Herkesin aynı olayı farklı şekilde yaşıyor/algılıyor ve hatırlıyor olması, bu uzun mücadele sürecini; bütün aktörlerinin, tanıklarının zihinlerinde elbette pek çok ortak yanları da olan ama birbirinden farklı hikâyelere dönüştürmüş. Kimi zaman kaymaları da ortaya çıkmış. Benim yapmaya çalıştığım, zihinlerdeki bu birbirine düğümlenmiş “gerçek”leri, önce belgelerden yararlanarak doğru bir kronolojik sıraya koymak ve sonra da ortak noktaları bir zincirin halkaları gibi birleştirmek, nihayet farklılıkları tartışarak ve yorumlayarak Erdemir’in emek tarihinin bir dönemine yeni bir pencere açmaktı. Yazılı belgeleri bütün bir araştırma boyunca üzerinde yürüdüğümüz taşlara benzetirsek, “sözlü tarih” yoluyla bu taşların altına bakmaya çalıştım. Böylece yaşanmış, genellikle dar bir grup içinde bilinen ama yazılmamış hatta çokça da konuşulmamış bir diğer tarih eksikleriyle de olsa yazıya, kayıtlara geçmiş oldu.

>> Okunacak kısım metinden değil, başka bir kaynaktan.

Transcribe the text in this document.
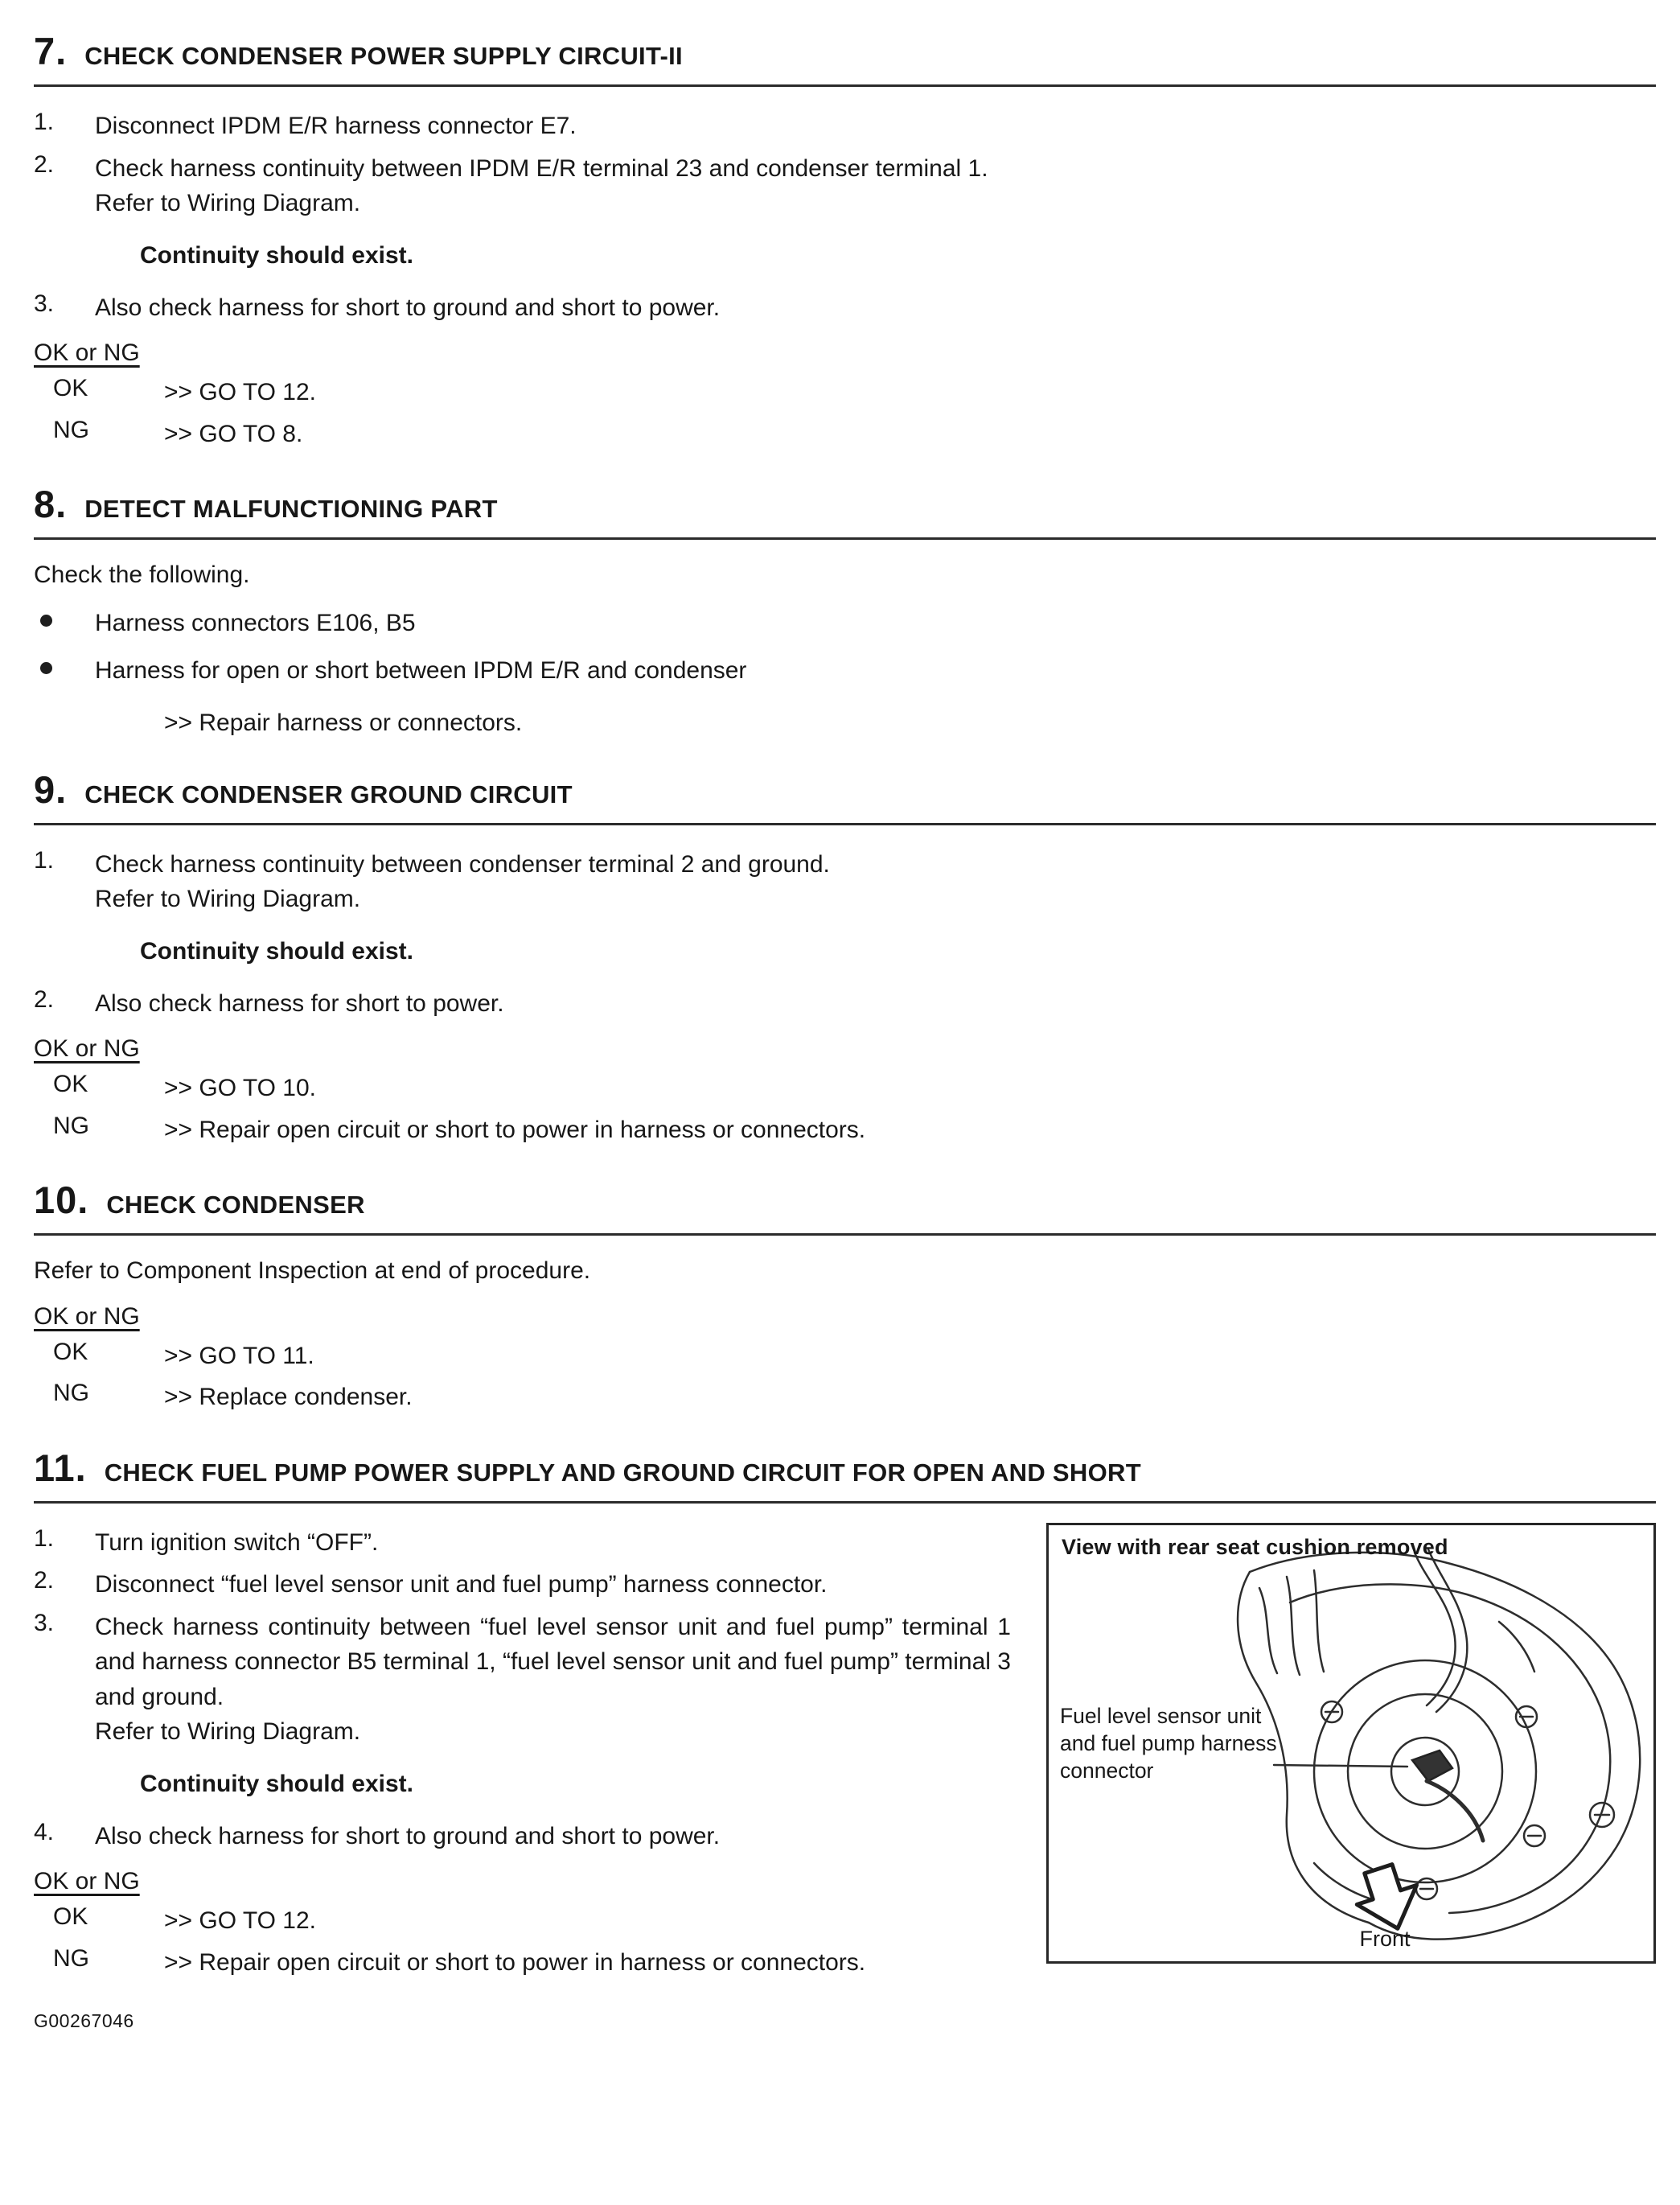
7. CHECK CONDENSER POWER SUPPLY CIRCUIT-II
1.	Disconnect IPDM E/R harness connector E7.
2.	Check harness continuity between IPDM E/R terminal 23 and condenser terminal 1.
Refer to Wiring Diagram.
Continuity should exist.
3.	Also check harness for short to ground and short to power.
OK or NG
OK	>> GO TO 12.
NG	>> GO TO 8.
8. DETECT MALFUNCTIONING PART
Check the following.
Harness connectors E106, B5
Harness for open or short between IPDM E/R and condenser
>> Repair harness or connectors.
9. CHECK CONDENSER GROUND CIRCUIT
1.	Check harness continuity between condenser terminal 2 and ground.
Refer to Wiring Diagram.
Continuity should exist.
2.	Also check harness for short to power.
OK or NG
OK	>> GO TO 10.
NG	>> Repair open circuit or short to power in harness or connectors.
10. CHECK CONDENSER
Refer to Component Inspection at end of procedure.
OK or NG
OK	>> GO TO 11.
NG	>> Replace condenser.
11. CHECK FUEL PUMP POWER SUPPLY AND GROUND CIRCUIT FOR OPEN AND SHORT
View with rear seat cushion removed
Fuel level sensor unit and fuel pump harness connector
Front
1.	Turn ignition switch “OFF”.
2.	Disconnect “fuel level sensor unit and fuel pump” harness connector.
3.	Check harness continuity between “fuel level sensor unit and fuel pump” terminal 1 and harness connector B5 terminal 1, “fuel level sensor unit and fuel pump” terminal 3 and ground.
Refer to Wiring Diagram.
Continuity should exist.
4.	Also check harness for short to ground and short to power.
OK or NG
OK	>> GO TO 12.
NG	>> Repair open circuit or short to power in harness or connectors.
G00267046
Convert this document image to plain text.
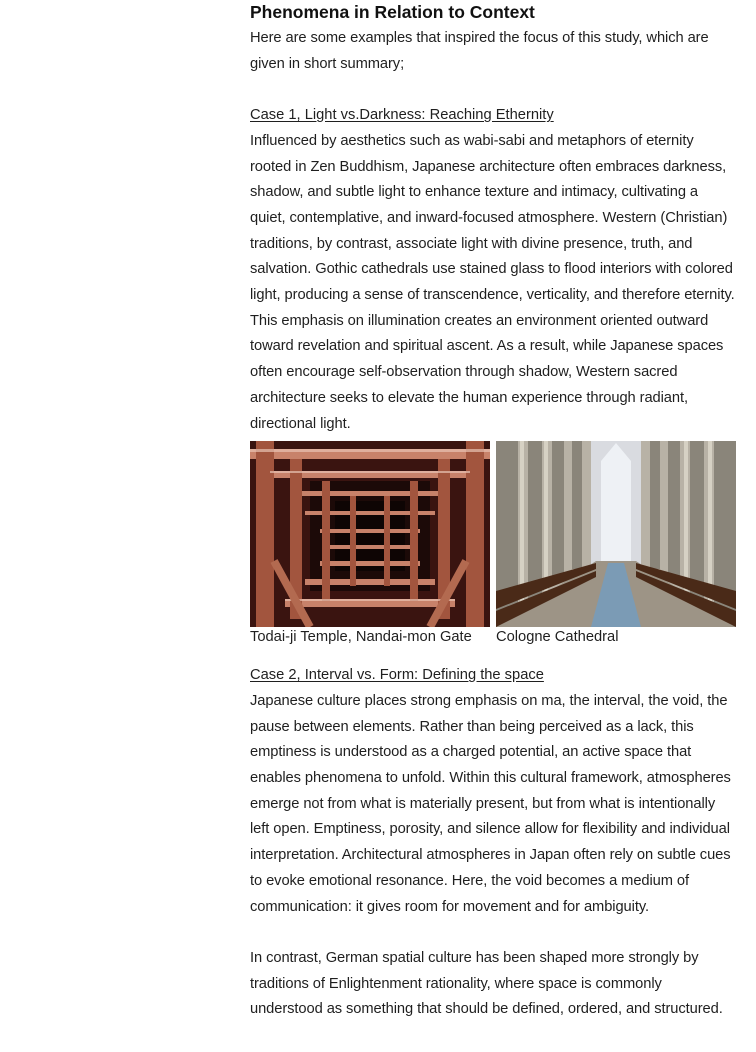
Phenomena in Relation to Context

Here are some examples that inspired the focus of this study, which are given in short summary;

Case 1, Light vs.Darkness: Reaching Ethernity

Influenced by aesthetics such as wabi-sabi and metaphors of eternity rooted in Zen Buddhism, Japanese architecture often embraces darkness, shadow, and subtle light to enhance texture and intimacy, cultivating a quiet, contemplative, and inward-focused atmosphere. Western (Christian) traditions, by contrast, associate light with divine presence, truth, and salvation. Gothic cathedrals use stained glass to flood interiors with colored light, producing a sense of transcendence, verticality, and therefore eternity. This emphasis on illumination creates an environment oriented outward toward revelation and spiritual ascent. As a result, while Japanese spaces often encourage self-observation through shadow, Western sacred architecture seeks to elevate the human experience through radiant, directional light.

Todai-ji Temple, Nandai-mon Gate Cologne Cathedral
Case 2, Interval vs. Form: Defining the space

Japanese culture places strong emphasis on ma, the interval, the void, the pause between elements. Rather than being perceived as a lack, this emptiness is understood as a charged potential, an active space that enables phenomena to unfold. Within this cultural framework, atmospheres emerge not from what is materially present, but from what is intentionally left open. Emptiness, porosity, and silence allow for flexibility and individual interpretation. Architectural atmospheres in Japan often rely on subtle cues to evoke emotional resonance. Here, the void becomes a medium of communication: it gives room for movement and for ambiguity.

In contrast, German spatial culture has been shaped more strongly by traditions of Enlightenment rationality, where space is commonly understood as something that should be defined, ordered, and structured.
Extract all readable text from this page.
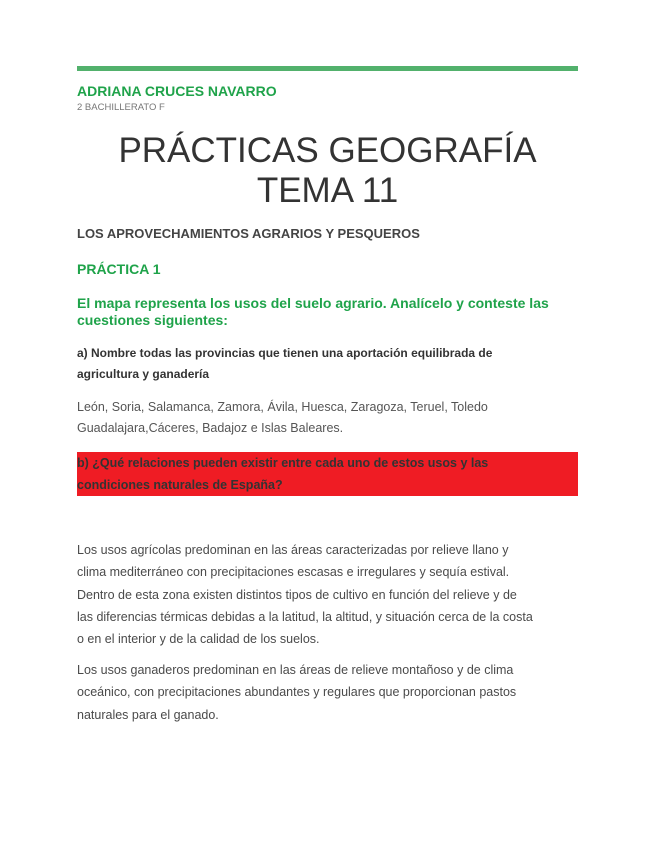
ADRIANA CRUCES NAVARRO
2 BACHILLERATO F
PRÁCTICAS GEOGRAFÍA
TEMA 11
LOS APROVECHAMIENTOS AGRARIOS Y PESQUEROS
PRÁCTICA 1
El mapa representa los usos del suelo agrario. Analícelo y conteste las
cuestiones siguientes:
a) Nombre todas las provincias que tienen una aportación equilibrada de
agricultura y ganadería
León, Soria, Salamanca, Zamora, Ávila, Huesca, Zaragoza, Teruel, Toledo
Guadalajara,Cáceres, Badajoz e Islas Baleares.
b) ¿Qué relaciones pueden existir entre cada uno de estos usos y las
condiciones naturales de España?
Los usos agrícolas predominan en las áreas caracterizadas por relieve llano y
clima mediterráneo con precipitaciones escasas e irregulares y sequía estival.
Dentro de esta zona existen distintos tipos de cultivo en función del relieve y de
las diferencias térmicas debidas a la latitud, la altitud, y situación cerca de la costa
o en el interior y de la calidad de los suelos.
Los usos ganaderos predominan en las áreas de relieve montañoso y de clima
oceánico, con precipitaciones abundantes y regulares que proporcionan pastos
naturales para el ganado.
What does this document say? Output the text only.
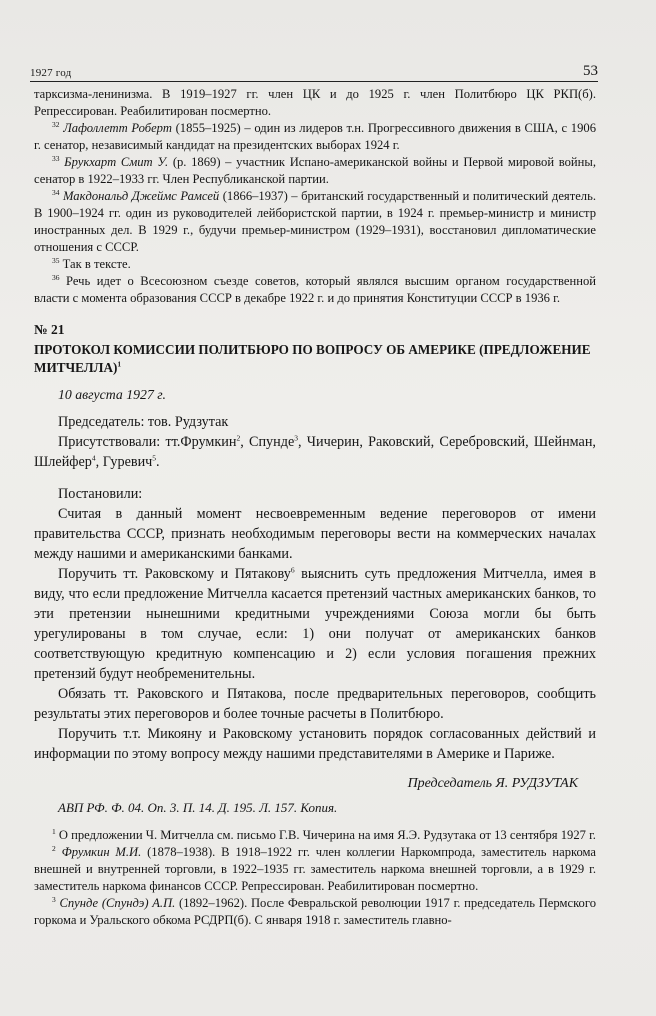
1927 год	53

тарксизма-ленинизма. В 1919–1927 гг. член ЦК и до 1925 г. член Политбюро ЦК РКП(б). Репрессирован. Реабилитирован посмертно.

$^{32}$ Лафоллетт Роберт (1855–1925) – один из лидеров т.н. Прогрессивного движения в США, с 1906 г. сенатор, независимый кандидат на президентских выборах 1924 г.

$^{33}$ Брукхарт Смит У. (р. 1869) – участник Испано-американской войны и Первой мировой войны, сенатор в 1922–1933 гг. Член Республиканской партии.

$^{34}$ Макдональд Джеймс Рамсей (1866–1937) – британский государственный и политический деятель. В 1900–1924 гг. один из руководителей лейбористской партии, в 1924 г. премьер-министр и министр иностранных дел. В 1929 г., будучи премьер-министром (1929–1931), восстановил дипломатические отношения с СССР.

$^{35}$ Так в тексте.

$^{36}$ Речь идет о Всесоюзном съезде советов, который являлся высшим органом государственной власти с момента образования СССР в декабре 1922 г. и до принятия Конституции СССР в 1936 г.

№ 21

ПРОТОКОЛ КОМИССИИ ПОЛИТБЮРО ПО ВОПРОСУ ОБ АМЕРИКЕ (ПРЕДЛОЖЕНИЕ МИТЧЕЛЛА)$^1$

10 августа 1927 г.

Председатель: тов. Рудзутак

Присутствовали: тт.Фрумкин$^2$, Спунде$^3$, Чичерин, Раковский, Серебровский, Шейнман, Шлейфер$^4$, Гуревич$^5$.

Постановили:

Считая в данный момент несвоевременным ведение переговоров от имени правительства СССР, признать необходимым переговоры вести на коммерческих началах между нашими и американскими банками.

Поручить тт. Раковскому и Пятакову$^6$ выяснить суть предложения Митчелла, имея в виду, что если предложение Митчелла касается претензий частных американских банков, то эти претензии нынешними кредитными учреждениями Союза могли бы быть урегулированы в том случае, если: 1) они получат от американских банков соответствующую кредитную компенсацию и 2) если условия погашения прежних претензий будут необременительны.

Обязать тт. Раковского и Пятакова, после предварительных переговоров, сообщить результаты этих переговоров и более точные расчеты в Политбюро.

Поручить т.т. Микояну и Раковскому установить порядок согласованных действий и информации по этому вопросу между нашими представителями в Америке и Париже.

Председатель Я. РУДЗУТАК

АВП РФ. Ф. 04. Оп. 3. П. 14. Д. 195. Л. 157. Копия.

$^1$ О предложении Ч. Митчелла см. письмо Г.В. Чичерина на имя Я.Э. Рудзутака от 13 сентября 1927 г.

$^2$ Фрумкин М.И. (1878–1938). В 1918–1922 гг. член коллегии Наркомпрода, заместитель наркома внешней и внутренней торговли, в 1922–1935 гг. заместитель наркома внешней торговли, а в 1929 г. заместитель наркома финансов СССР. Репрессирован. Реабилитирован посмертно.

$^3$ Спунде (Спундэ) А.П. (1892–1962). После Февральской революции 1917 г. председатель Пермского горкома и Уральского обкома РСДРП(б). С января 1918 г. заместитель главно-
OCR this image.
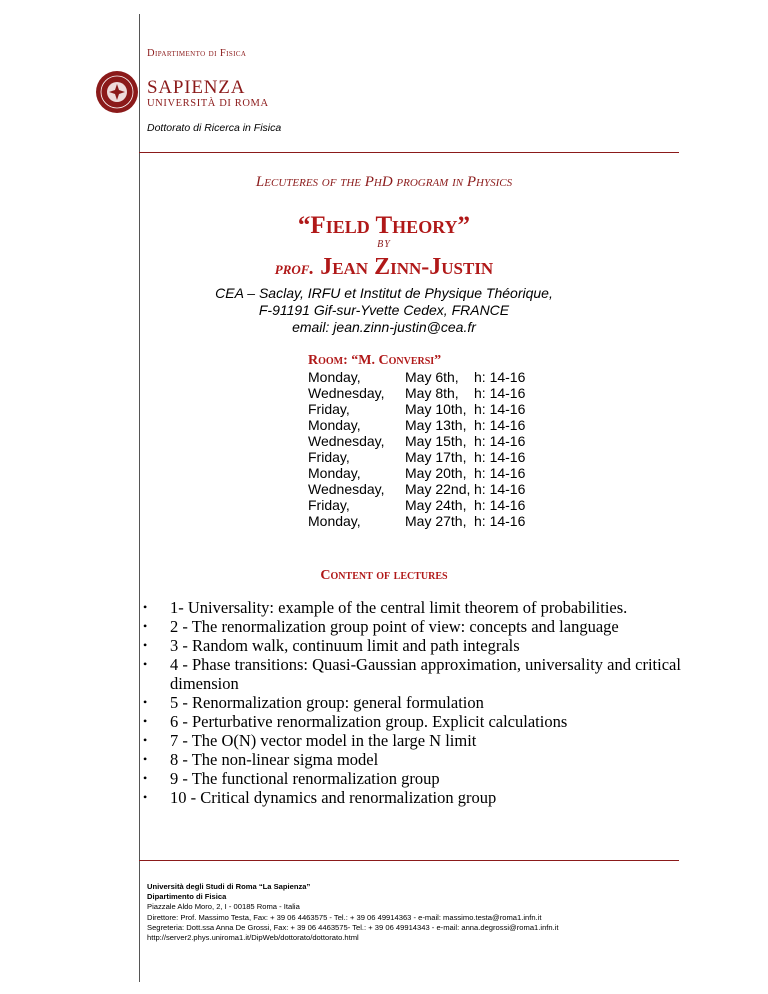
Dipartimento di Fisica
SAPIENZA
UNIVERSITÀ DI ROMA
Dottorato di Ricerca in Fisica
Lecuteres of the PhD program in Physics
“Field Theory”
BY
prof. Jean Zinn-Justin
CEA – Saclay, IRFU et Institut de Physique Théorique,
F-91191 Gif-sur-Yvette Cedex, FRANCE
email: jean.zinn-justin@cea.fr
Room: “M. Conversi”
Monday,	May 6th, h: 14-16
Wednesday, May 8th, h: 14-16
Friday,	May 10th, h: 14-16
Monday,	May 13th, h: 14-16
Wednesday, May 15th, h: 14-16
Friday,	May 17th, h: 14-16
Monday,	May 20th, h: 14-16
Wednesday, May 22nd, h: 14-16
Friday,	May 24th, h: 14-16
Monday,	May 27th, h: 14-16
Content of lectures
• 1- Universality: example of the central limit theorem of probabilities.
• 2 - The renormalization group point of view: concepts and language
• 3 - Random walk, continuum limit and path integrals
• 4 - Phase transitions: Quasi-Gaussian approximation, universality and critical dimension
• 5 - Renormalization group: general formulation
• 6 - Perturbative renormalization group. Explicit calculations
• 7 - The O(N) vector model in the large N limit
• 8 - The non-linear sigma model
• 9 - The functional renormalization group
• 10 - Critical dynamics and renormalization group
Università degli Studi di Roma “La Sapienza”
Dipartimento di Fisica
Piazzale Aldo Moro, 2, I - 00185 Roma - Italia
Direttore: Prof. Massimo Testa, Fax: + 39 06 4463575 - Tel.: + 39 06 49914363 - e-mail: massimo.testa@roma1.infn.it
Segreteria: Dott.ssa Anna De Grossi, Fax: + 39 06 4463575- Tel.: + 39 06 49914343 - e-mail: anna.degrossi@roma1.infn.it
http://server2.phys.uniroma1.it/DipWeb/dottorato/dottorato.html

Erdemir işçisinin ve sendikaların hikâyesini, makro ölçekteki sosyal, ekonomik ve siyasal süreçler, sendika hareketinde yaşanan genel, devresel değişimler/dönüşümler içinde ele almaya ve bunların Ereğli’deki sendika hareketiyle bağlarını ve karşılıklı etkilerini görmeye/göstermeye çalıştım. Gerek 1969-1970 yıllarında ve gerekse 1977 sonrasında Erdemir süreciyle çok yakından ilişkili bir diğer çatışma alanı da Türk Demir Döküm Fabrikası olmuştur. Erdemir ve Türk Demir Döküm süreçlerinin dinamikleri benzerlikler taşımaktadır; 1977 sonrasında ise her iki sürecin aktörleri aynıdır ve bu süreçler pek çok açıdan bir bütünlük gösterir. Türk Demir Döküm olayları, Erdemir’deki sendika rekabetinin anlaşılabilmesi bakımından da üzerinde mutlaka durulması gereken bir gelişmedir. Bu nedenle, hikâyenin akışının kesilmesi pahasına, Türk Demir Döküm’ün 1970’lerin başlarında Maden-İş’e gelişini ve 1970’lerin sonlarında Maden-İş’ten kopuşunu anlatan iki uzun “bölüm eki” kaleme aldım ve kitaba koydum. Kitaba, Erdemir serüveninin anlaşılabilmesi bakımından yararlı/gerekli olduğunu düşündüğüm, “Maden-İş’in üç yılı (Eylül 1977-Eylül 1980)” başlığını taşıyan bir “ek bölüm” yazdım. Ereğli 1965-1980 Çelik İşçileri aynı zamanda bir belgeleme çalışması ve bu nedenle önemli kimi belgeleri kitaba koydum, sözlü tarih kayıtlarını genellikle uzun metinler halinde ve orijinal biçimiyle verdim. Önemli ama okuyucu için sıkıcı olabilecek kimi teknik bölümleri genellikle çerçeve içinde ana metinden ayırarak verdim. Detayları, uzun dipnotlar halinde aktarmaya çalıştım. Kitabın hacmi nedeniyle araştırma süreci boyunca topladığım çok zengin görsel malzeme içinden zor bir seçim yaparak birkaçını kitaba aldım. Bunlar arasında, Cevdet Yılmaz’ın ve Nurettin Çavdargil’in albümünden aldığım ve Kemal Anadol’un gönderdiği çok değerli fotoğraflar için kendilerine teşekkür ederim. Ne yazık ki, Ereğli 1965-1980 Çelik İşçileri bir fotoğraf albümü ve bir dizin içermiyor, bunları kitabın en önemli eksikleri olarak görüyorum.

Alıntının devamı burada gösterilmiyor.